Shake Off The Cobwebs and Get To Know Your Employees
When you start your own business, it’s easy to keep pressing forward and bringing more people in based on their skills and abilities, forgetting that they are individuals with their own interests. It’s easily done; you get busy when you run your own company and you rely on people to work for you, not thinking about how you interact with them on a personal level.
If you want to run a business effectively, you need to be a great team leader, which includes getting to know the people that work for you. It’s up to you to manage your time, your team and your workload without it all crumbling, and a big part of that is getting to know the people who are in your business. Not only will it make you a better leader in the eyes of your staff, it’ll help you to learn who they are as people and what their goals are.
There are a lot of strategies out there that you can embrace to get to know the people in your business better. Some of these are fun, others are more formal but still have the same result – learning about what makes your people tick. Usually, this can start with team building challenges and trips to just break the ice away from the business. Starting your ‘get to know you’ program away from the actual office gives you a chance to relax as a group and enjoy the company without the pressures of office work on your shoulders. Shaking off the cobwebs and revealing the personalities can help you to understand who can work together the best and the type of learners and workers your employees are. Some are going to be visual learners while others are kinetic, and this can make a difference when you are merging personalities together. So, how can you get to know people better?
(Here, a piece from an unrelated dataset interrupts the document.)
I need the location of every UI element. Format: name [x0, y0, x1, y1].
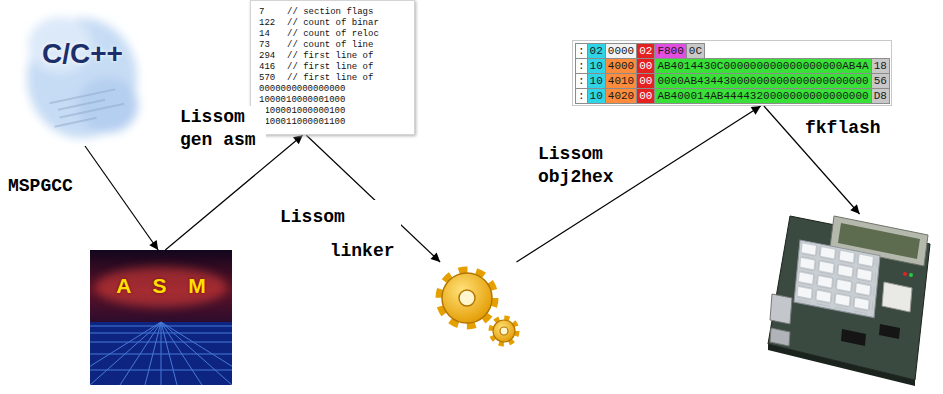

Open Door Policies. You’re the leader, but you’re not obligated to be closed off and in your own office all the time. Keep the dialogue going by opting for a policy that reminds your staff that you are there to speak to at all times. People need to feel that they can talk to you whenever they want to, without worry that they will be turned away.
Outdoor Activities. Once a week, get everyone out of the office for lunch. Head out of the ‘lunch behind the desk’ and into a restaurant or a work picnic if there is the weather for it.
Recognize Achievements. As much as possible, recognize both the small and the big achievements. Even saying a simple thank you to your team can help you to see who is thriving and who isn’t.
Set Goals. It’s up to you to sit your people down and set goals together, so that you can understand where the goals of your employees are going and where they want to end up. Get to know their aspirations, and you’ll get to know them.